Le Sénat a rejeté dans la nuit du 30 au 31 octobre la proposition de loi (PPL) du député PS François Brottes visant notamment à instaurer une tarification progressive de l'énergie. La motion d'irrecevabilité déposée par les sénateurs communistes du groupe CRC qui avait été adoptée en commission des affaires économiques le 23 octobre a été votée en séance publique par 187 voix pour (groupes UMP, UDI, CRC et cinq sénateurs non inscrits) et 156 voix contre (groupes socialiste, RDSE et écologique ainsi qu'un sénateur non inscrit).

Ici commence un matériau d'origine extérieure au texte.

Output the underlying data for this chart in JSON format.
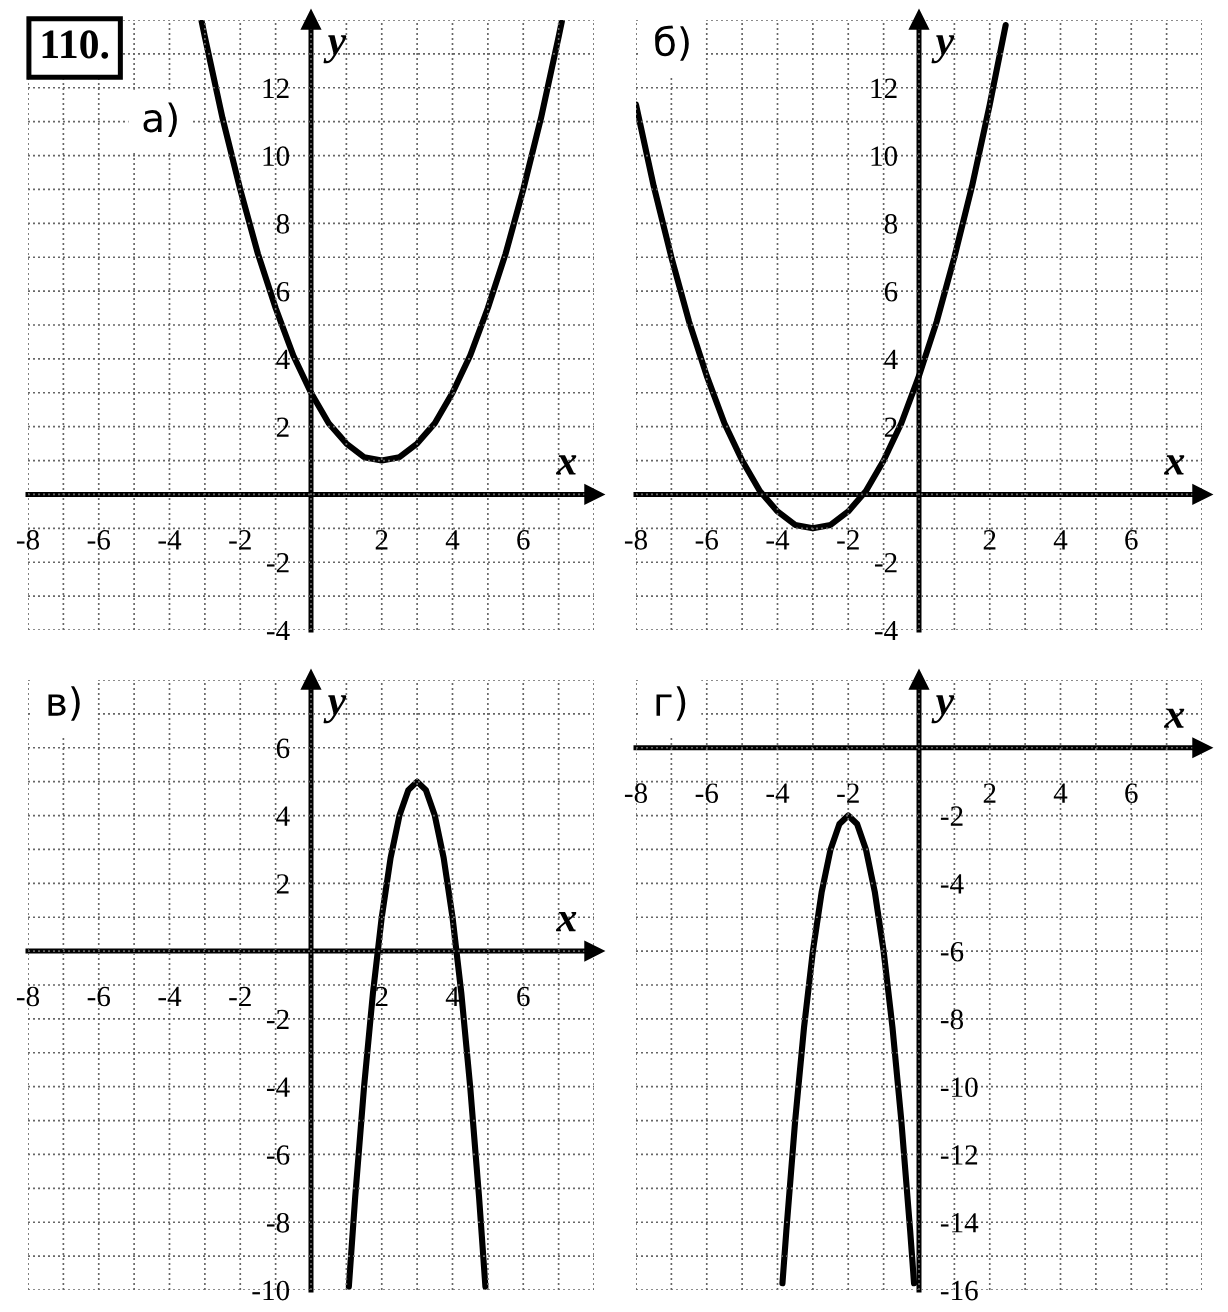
{
  "chart_data": [
    {
      "type": "line",
      "title": "а)",
      "annotations": [
        "110."
      ],
      "xlabel": "x",
      "ylabel": "y",
      "xlim": [
        -8,
        8
      ],
      "ylim": [
        -4,
        14
      ],
      "xticks": [
        -8,
        {
          "value": -7,
          "label": null
        },
        -6,
        {
          "value": -5,
          "label": null
        },
        -4,
        {
          "value": -3,
          "label": null
        },
        -2,
        {
          "value": -1,
          "label": null
        },
        {
          "value": 0,
          "label": null
        },
        {
          "value": 1,
          "label": null
        },
        2,
        {
          "value": 3,
          "label": null
        },
        4,
        {
          "value": 5,
          "label": null
        },
        6,
        {
          "value": 7,
          "label": null
        },
        {
          "value": 8,
          "label": null
        }
      ],
      "yticks": [
        -4,
        {
          "value": -3,
          "label": null
        },
        -2,
        {
          "value": -1,
          "label": null
        },
        {
          "value": 0,
          "label": null
        },
        {
          "value": 1,
          "label": null
        },
        2,
        {
          "value": 3,
          "label": null
        },
        4,
        {
          "value": 5,
          "label": null
        },
        6,
        {
          "value": 7,
          "label": null
        },
        8,
        {
          "value": 9,
          "label": null
        },
        10,
        {
          "value": 11,
          "label": null
        },
        12,
        {
          "value": 13,
          "label": null
        },
        {
          "value": 14,
          "label": null
        }
      ],
      "grid": true,
      "series": [
        {
          "color": "#000000",
          "x": [
            -3.09,
            -3,
            -2.5,
            -2,
            -1.5,
            -1,
            -0.5,
            0,
            0.5,
            1,
            1.5,
            2,
            2.5,
            3,
            3.5,
            4,
            4.5,
            5,
            5.5,
            6,
            6.5,
            7,
            7.09
          ],
          "values": [
            13.95,
            13.5,
            11.1,
            9,
            7.1,
            5.5,
            4.1,
            3,
            2.1,
            1.5,
            1.1,
            1,
            1.1,
            1.5,
            2.1,
            3,
            4.1,
            5.5,
            7.1,
            9,
            11.1,
            13.5,
            13.95
          ]
        }
      ]
    },
    {
      "type": "line",
      "title": "б)",
      "xlabel": "x",
      "ylabel": "y",
      "xlim": [
        -8,
        8
      ],
      "ylim": [
        -4,
        14
      ],
      "xticks": [
        -8,
        {
          "value": -7,
          "label": null
        },
        -6,
        {
          "value": -5,
          "label": null
        },
        -4,
        {
          "value": -3,
          "label": null
        },
        -2,
        {
          "value": -1,
          "label": null
        },
        {
          "value": 0,
          "label": null
        },
        {
          "value": 1,
          "label": null
        },
        2,
        {
          "value": 3,
          "label": null
        },
        4,
        {
          "value": 5,
          "label": null
        },
        6,
        {
          "value": 7,
          "label": null
        },
        {
          "value": 8,
          "label": null
        }
      ],
      "yticks": [
        -4,
        {
          "value": -3,
          "label": null
        },
        -2,
        {
          "value": -1,
          "label": null
        },
        {
          "value": 0,
          "label": null
        },
        {
          "value": 1,
          "label": null
        },
        2,
        {
          "value": 3,
          "label": null
        },
        4,
        {
          "value": 5,
          "label": null
        },
        6,
        {
          "value": 7,
          "label": null
        },
        8,
        {
          "value": 9,
          "label": null
        },
        10,
        {
          "value": 11,
          "label": null
        },
        12,
        {
          "value": 13,
          "label": null
        },
        {
          "value": 14,
          "label": null
        }
      ],
      "grid": true,
      "series": [
        {
          "color": "#000000",
          "x": [
            -8,
            -7.5,
            -7,
            -6.5,
            -6,
            -5.5,
            -5,
            -4.5,
            -4,
            -3.5,
            -3,
            -2.5,
            -2,
            -1.5,
            -1,
            -0.5,
            0,
            0.5,
            1,
            1.5,
            2,
            2.45
          ],
          "values": [
            11.5,
            9.1,
            7,
            5.1,
            3.5,
            2.1,
            1,
            0.1,
            -0.5,
            -0.9,
            -1,
            -0.9,
            -0.5,
            0.1,
            1,
            2.1,
            3.5,
            5.1,
            7,
            9.1,
            11.5,
            13.85
          ]
        }
      ]
    },
    {
      "type": "line",
      "title": "в)",
      "xlabel": "x",
      "ylabel": "y",
      "xlim": [
        -8,
        8
      ],
      "ylim": [
        -10,
        8
      ],
      "xticks": [
        -8,
        {
          "value": -7,
          "label": null
        },
        -6,
        {
          "value": -5,
          "label": null
        },
        -4,
        {
          "value": -3,
          "label": null
        },
        -2,
        {
          "value": -1,
          "label": null
        },
        {
          "value": 0,
          "label": null
        },
        {
          "value": 1,
          "label": null
        },
        2,
        {
          "value": 3,
          "label": null
        },
        4,
        {
          "value": 5,
          "label": null
        },
        6,
        {
          "value": 7,
          "label": null
        },
        {
          "value": 8,
          "label": null
        }
      ],
      "yticks": [
        -10,
        {
          "value": -9,
          "label": null
        },
        -8,
        {
          "value": -7,
          "label": null
        },
        -6,
        {
          "value": -5,
          "label": null
        },
        -4,
        {
          "value": -3,
          "label": null
        },
        -2,
        {
          "value": -1,
          "label": null
        },
        {
          "value": 0,
          "label": null
        },
        {
          "value": 1,
          "label": null
        },
        2,
        {
          "value": 3,
          "label": null
        },
        4,
        {
          "value": 5,
          "label": null
        },
        6,
        {
          "value": 7,
          "label": null
        },
        {
          "value": 8,
          "label": null
        }
      ],
      "grid": true,
      "series": [
        {
          "color": "#000000",
          "x": [
            1.07,
            1.25,
            1.5,
            1.75,
            2,
            2.25,
            2.5,
            2.75,
            3,
            3.25,
            3.5,
            3.75,
            4,
            4.25,
            4.5,
            4.75,
            4.93
          ],
          "values": [
            -9.9,
            -7.25,
            -4,
            -1.25,
            1,
            2.75,
            4,
            4.75,
            5,
            4.75,
            4,
            2.75,
            1,
            -1.25,
            -4,
            -7.25,
            -9.9
          ]
        }
      ]
    },
    {
      "type": "line",
      "title": "г)",
      "xlabel": "x",
      "ylabel": "y",
      "xlim": [
        -8,
        8
      ],
      "ylim": [
        -16,
        2
      ],
      "xticks": [
        -8,
        {
          "value": -7,
          "label": null
        },
        -6,
        {
          "value": -5,
          "label": null
        },
        -4,
        {
          "value": -3,
          "label": null
        },
        -2,
        {
          "value": -1,
          "label": null
        },
        {
          "value": 0,
          "label": null
        },
        {
          "value": 1,
          "label": null
        },
        2,
        {
          "value": 3,
          "label": null
        },
        4,
        {
          "value": 5,
          "label": null
        },
        6,
        {
          "value": 7,
          "label": null
        },
        {
          "value": 8,
          "label": null
        }
      ],
      "yticks": [
        -16,
        {
          "value": -15,
          "label": null
        },
        -14,
        {
          "value": -13,
          "label": null
        },
        -12,
        {
          "value": -11,
          "label": null
        },
        -10,
        {
          "value": -9,
          "label": null
        },
        -8,
        {
          "value": -7,
          "label": null
        },
        -6,
        {
          "value": -5,
          "label": null
        },
        -4,
        {
          "value": -3,
          "label": null
        },
        -2,
        {
          "value": -1,
          "label": null
        },
        {
          "value": 0,
          "label": null
        },
        {
          "value": 1,
          "label": null
        },
        {
          "value": 2,
          "label": null
        }
      ],
      "grid": true,
      "series": [
        {
          "color": "#000000",
          "x": [
            -3.86,
            -3.75,
            -3.5,
            -3.25,
            -3,
            -2.75,
            -2.5,
            -2.25,
            -2,
            -1.75,
            -1.5,
            -1.25,
            -1,
            -0.75,
            -0.5,
            -0.25,
            -0.14
          ],
          "values": [
            -15.8,
            -14.25,
            -11,
            -8.25,
            -6,
            -4.25,
            -3,
            -2.25,
            -2,
            -2.25,
            -3,
            -4.25,
            -6,
            -8.25,
            -11,
            -14.25,
            -15.8
          ]
        }
      ]
    }
  ]
}
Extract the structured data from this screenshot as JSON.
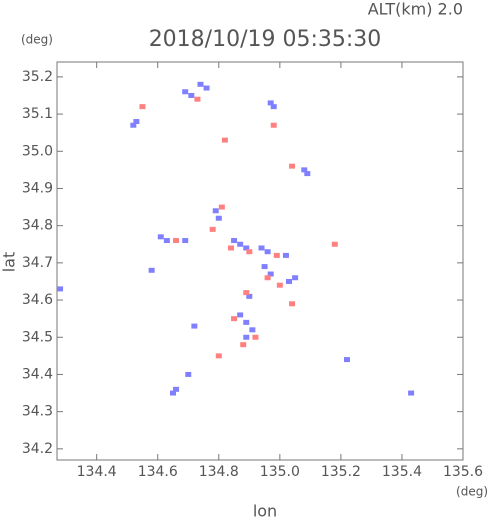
{
  "chart_data": {
    "type": "scatter",
    "title": "2018/10/19 05:35:30",
    "subtitle": "ALT(km) 2.0",
    "x_label": "lon",
    "x_unit": "(deg)",
    "y_label": "lat",
    "y_unit": "(deg)",
    "xlim": [
      134.27,
      135.6
    ],
    "ylim": [
      34.17,
      35.24
    ],
    "xticks": [
      134.4,
      134.6,
      134.8,
      {
        "value": 135,
        "label": "135.0"
      },
      135.2,
      135.4,
      135.6
    ],
    "yticks": [
      34.2,
      34.3,
      34.4,
      34.5,
      34.6,
      34.7,
      34.8,
      34.9,
      {
        "value": 35,
        "label": "35.0"
      },
      35.1,
      35.2
    ],
    "series": [
      {
        "color": "#8080ff",
        "x": [
          134.52,
          134.53,
          134.69,
          134.71,
          134.74,
          134.76,
          134.97,
          134.98,
          135.08,
          135.09,
          134.79,
          134.8,
          134.61,
          134.63,
          134.69,
          134.85,
          134.87,
          134.89,
          134.94,
          134.96,
          135.02,
          134.95,
          134.97,
          135.03,
          135.05,
          134.9,
          134.87,
          134.89,
          134.91,
          134.89,
          134.72,
          134.65,
          134.66,
          134.7,
          135.43,
          134.58,
          134.28,
          135.22
        ],
        "y": [
          35.07,
          35.08,
          35.16,
          35.15,
          35.18,
          35.17,
          35.13,
          35.12,
          34.95,
          34.94,
          34.84,
          34.82,
          34.77,
          34.76,
          34.76,
          34.76,
          34.75,
          34.74,
          34.74,
          34.73,
          34.72,
          34.69,
          34.67,
          34.65,
          34.66,
          34.61,
          34.56,
          34.54,
          34.52,
          34.5,
          34.53,
          34.35,
          34.36,
          34.4,
          34.35,
          34.68,
          34.63,
          34.44
        ]
      },
      {
        "color": "#ff8080",
        "x": [
          134.55,
          134.73,
          134.98,
          134.82,
          135.04,
          134.81,
          134.78,
          134.66,
          134.84,
          134.9,
          134.99,
          134.96,
          135.0,
          135.18,
          134.89,
          134.85,
          134.92,
          134.88,
          134.8,
          135.04
        ],
        "y": [
          35.12,
          35.14,
          35.07,
          35.03,
          34.96,
          34.85,
          34.79,
          34.76,
          34.74,
          34.73,
          34.72,
          34.66,
          34.64,
          34.75,
          34.62,
          34.55,
          34.5,
          34.48,
          34.45,
          34.59
        ]
      }
    ]
  }
}
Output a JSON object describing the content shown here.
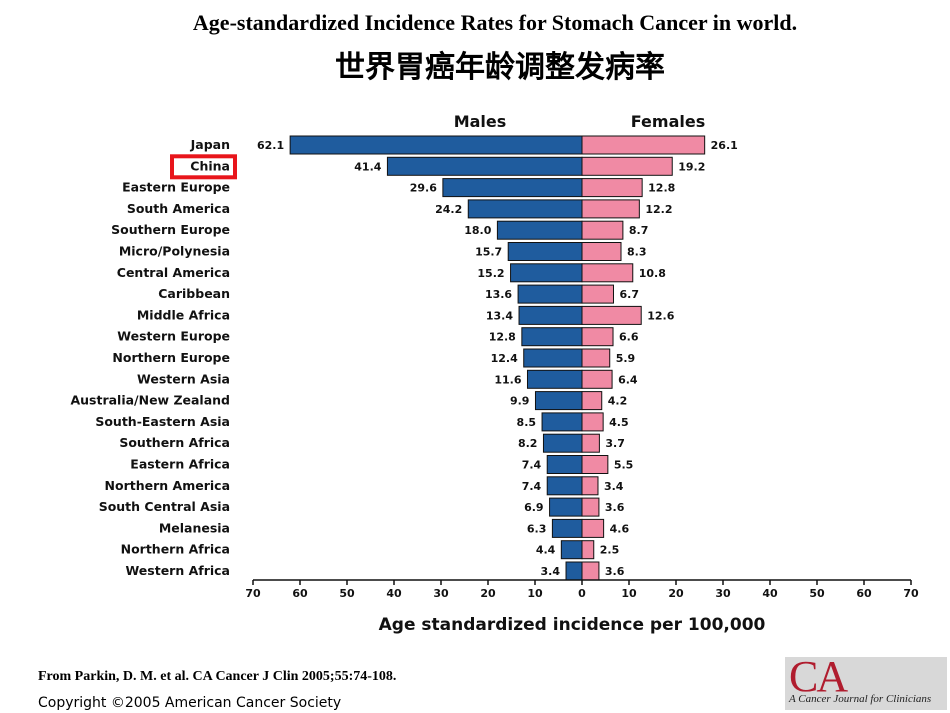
{
  "title_en": "Age-standardized Incidence Rates for Stomach Cancer in world.",
  "title_zh": "世界胃癌年龄调整发病率",
  "citation": "From Parkin, D. M. et al.  CA Cancer J Clin 2005;55:74-108.",
  "copyright": "Copyright ©2005 American Cancer Society",
  "logo": {
    "mark": "CA",
    "subtitle": "A Cancer Journal for Clinicians"
  },
  "colors": {
    "males": "#1f5c9e",
    "females": "#f08aa4",
    "highlight": "#e8151b"
  },
  "chart_data": {
    "type": "bar",
    "orientation": "horizontal-butterfly",
    "categories": [
      "Japan",
      "China",
      "Eastern Europe",
      "South America",
      "Southern Europe",
      "Micro/Polynesia",
      "Central America",
      "Caribbean",
      "Middle Africa",
      "Western Europe",
      "Northern Europe",
      "Western Asia",
      "Australia/New Zealand",
      "South-Eastern Asia",
      "Southern Africa",
      "Eastern Africa",
      "Northern America",
      "South Central Asia",
      "Melanesia",
      "Northern Africa",
      "Western Africa"
    ],
    "highlighted_category": "China",
    "series": [
      {
        "name": "Males",
        "values": [
          62.1,
          41.4,
          29.6,
          24.2,
          18.0,
          15.7,
          15.2,
          13.6,
          13.4,
          12.8,
          12.4,
          11.6,
          9.9,
          8.5,
          8.2,
          7.4,
          7.4,
          6.9,
          6.3,
          4.4,
          3.4
        ]
      },
      {
        "name": "Females",
        "values": [
          26.1,
          19.2,
          12.8,
          12.2,
          8.7,
          8.3,
          10.8,
          6.7,
          12.6,
          6.6,
          5.9,
          6.4,
          4.2,
          4.5,
          3.7,
          5.5,
          3.4,
          3.6,
          4.6,
          2.5,
          3.6
        ]
      }
    ],
    "value_labels": {
      "Males": [
        "62.1",
        "41.4",
        "29.6",
        "24.2",
        "18.0",
        "15.7",
        "15.2",
        "13.6",
        "13.4",
        "12.8",
        "12.4",
        "11.6",
        "9.9",
        "8.5",
        "8.2",
        "7.4",
        "7.4",
        "6.9",
        "6.3",
        "4.4",
        "3.4"
      ],
      "Females": [
        "26.1",
        "19.2",
        "12.8",
        "12.2",
        "8.7",
        "8.3",
        "10.8",
        "6.7",
        "12.6",
        "6.6",
        "5.9",
        "6.4",
        "4.2",
        "4.5",
        "3.7",
        "5.5",
        "3.4",
        "3.6",
        "4.6",
        "2.5",
        "3.6"
      ]
    },
    "xlabel": "Age standardized incidence per 100,000",
    "ylabel": "",
    "xlim": [
      0,
      70
    ],
    "xticks": [
      70,
      60,
      50,
      40,
      30,
      20,
      10,
      0,
      10,
      20,
      30,
      40,
      50,
      60,
      70
    ],
    "grid": false,
    "legend": "top"
  }
}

C'est le premier texte soutenu par le gouvernement à être retoqué par une chambre du Parlement depuis l'arrivée de la gauche au pouvoir. "Le gouvernement est déterminé à faire aboutir ce texte", a déclaré après le vote la ministre de l'Ecologie Delphine Batho. "Je regrette que des élus de gauche, du groupe communiste, aient pu être instrumentalisés par la droite pour bloquer un texte de justice sociale et d'efficacité écologique", a-t-elle lancé provoquant les protestations des rangs communistes. "Je réunirai les sénateurs les plus impliqués dans quelques jours pour tenter d'aboutir à un compromis", a ajouté la ministre. "Cette motion, si elle représente un obstacle, n'empêchera pas l'adoption du texte", a-t-elle affirmé, sous les applaudissements des sénateurs écologistes.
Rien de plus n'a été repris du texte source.